Święto Siei w Ogrodach Klasztoru Wigierskiego
Dzień poświęcony rybom słodkowodnym, a w szczególności siei, która jest symbolem suwalskich jezior, stał się już tradycją. Tegoroczne święto, podobnie jak w ubiegłych latach odbyło się w parku nad jeziorem Wigry przy klasztorze kamedułów. W sobotę, 10 września do Wigier zjechała rzesza amatorów rybnych przysmaków. Wśród gości była też Wiesława Burnos, członek zarządu województwa.
– To piękna tradycja i promowanie tego, co mamy tutaj najlepsze. Sieja z suwalskich jezior jest wyjątkowa. Są też inne wspaniałe ryby, jak chociażby sielawa, ale to właśnie sieja stała się symbolem tych jezior – mówiła Wiesława Burnos.
Organizatorem Święta Siei jest Lokalna Grupa Rybacka Pojezierze Suwalsko-Augustowskie, stowarzyszenie, którego prezesem jest Cezary Cieślukowski, radny wojewódzki. W wydarzeniu uczestniczył również radny Bogdan Dyjuk.
W ogrodach przyklasztornych po raz kolejny można było kupić wyroby rękodzielnicze i kuchni regionalnej na stoiskach oraz skosztować potraw z ryb.
Były też koncerty, animacje dla dzieci i turniej o Puchar Święta Siei – „Sortowanie kolorów MMS-ów słomką”, „Wbijanie gwoździa w drewniany pień”, „Rzut kaloszem do celu”, „Balony wodne + kij bejsbolowy”, „Napełnij butelkę wody zmywakiem”.

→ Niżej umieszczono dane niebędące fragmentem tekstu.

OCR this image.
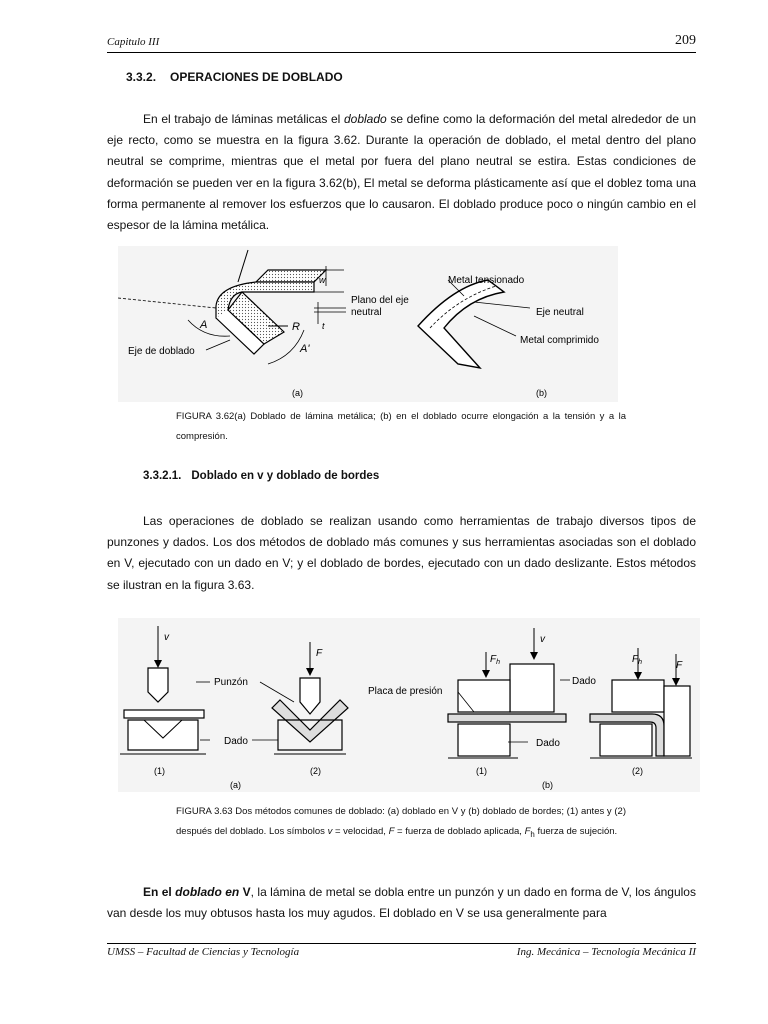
Capitulo III	209
3.3.2. OPERACIONES DE DOBLADO
En el trabajo de láminas metálicas el doblado se define como la deformación del metal alrededor de un eje recto, como se muestra en la figura 3.62. Durante la operación de doblado, el metal dentro del plano neutral se comprime, mientras que el metal por fuera del plano neutral se estira. Estas condiciones de deformación se pueden ver en la figura 3.62(b), El metal se deforma plásticamente así que el doblez toma una forma permanente al remover los esfuerzos que lo causaron. El doblado produce poco o ningún cambio en el espesor de la lámina metálica.
w
Plano del eje
neutral
t
A	R
A'
Eje de doblado
(a)
Metal tensionado
Eje neutral
Metal comprimido
(b)
FIGURA 3.62(a) Doblado de lámina metálica; (b) en el doblado ocurre elongación a la tensión y a la compresión.
3.3.2.1. Doblado en v y doblado de bordes
Las operaciones de doblado se realizan usando como herramientas de trabajo diversos tipos de punzones y dados. Los dos métodos de doblado más comunes y sus herramientas asociadas son el doblado en V, ejecutado con un dado en V; y el doblado de bordes, ejecutado con un dado deslizante. Estos métodos se ilustran en la figura 3.63.
v
F
Punzón
Dado
(1)	(2)
(a)
v
$F_h$	$F_h$	F
Dado
Placa de presión
Dado
(1)	(2)
(b)
FIGURA 3.63 Dos métodos comunes de doblado: (a) doblado en V y (b) doblado de bordes; (1) antes y (2) después del doblado. Los símbolos v = velocidad, F = fuerza de doblado aplicada, $F_h$ fuerza de sujeción.
En el doblado en V, la lámina de metal se dobla entre un punzón y un dado en forma de V, los ángulos van desde los muy obtusos hasta los muy agudos. El doblado en V se usa generalmente para
UMSS – Facultad de Ciencias y Tecnología	Ing. Mecánica – Tecnología Mecánica II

Sieja jest bohaterką legendy wigierskiej, która głosi, że „przywędrowała” nad Wigry dzięki bratu Barnabie, zakonnemu kucharzowi, który chciał przygotować wyjątkowe danie dla współbraci.
Aneta Kursa
red.: Paulina Tołcz
fot.: Lokalna Grupa Rybacka Pojezierze Suwalsko-Augustowskie
Legenda o siei
Barnaba żył za czasów, kiedy pustelnią wigierską zarządzał przeor rodem z Włoch. Bardzo lubił ryby, ale nie smakowały mu te z Wigier. Marzyła mu się sieja z włoskich jezior. Tak tym kulinarnym marzeniem zanudzał Barnabę, aż ten pewnego razu zakrzyknął: „Już bym diabłu duszę zaprzedał, żeby tylko sieję dla przeora zdobyć!”. W tejże chwili wpadł przez otwarte okno do kuchni diabeł wigierski i zaoferował swoje usługi, oczywiście za duszę braciszka. Zobowiązał się dostarczyć on sieję w ciągu jednej nocy. Zgodził się Barnaba, zastrzegając, że ryba ma być przyniesiona tuż przed świtem. Obmyślił bowiem sobie, że diabeł nie zdąży powrócić, zanim kur zapieje, kiedy to moc czartowska pryska. A co będzie, jeżeli diabeł zdąży? Jak tu żyć bez duszy? Zamartwiającego się Barnabę zastał przeor. Kucharczyk wyznał mu swój grzech. Zasmucił się przeor i dalejże rozmyślać nad uratowaniem duszy nieszczęśnika. Błądzi po korytarzach i rozmyśla, a tu już przedświt różowi niebo. Wyszedł przeor na wieżę, spojrzał przez okienko. I aż zamarł z przerażenia, bo od Rosochatego Rogu nadlatywało czarne straszydło. Nagle usłyszał szept: „W dzwony bij, przeorze!”. Złapał, więc kameduła za sznury, rozdzwoniły się dzwony. Diabeł, myśląc, że to dzwonią na jutrznię, zaklął siarczyście, bo jego moc w tejże chwili przepadła. „Nie mam duszy Barnaby, niech on nie ma siei!” - zawołał i cisnął rybę w jezioro.
W ten sposób Barnaba uratował duszę. Sieja zaś rozmnożyła się w Wigrach i odtąd stanowiła przysmak nie tylko zakonników.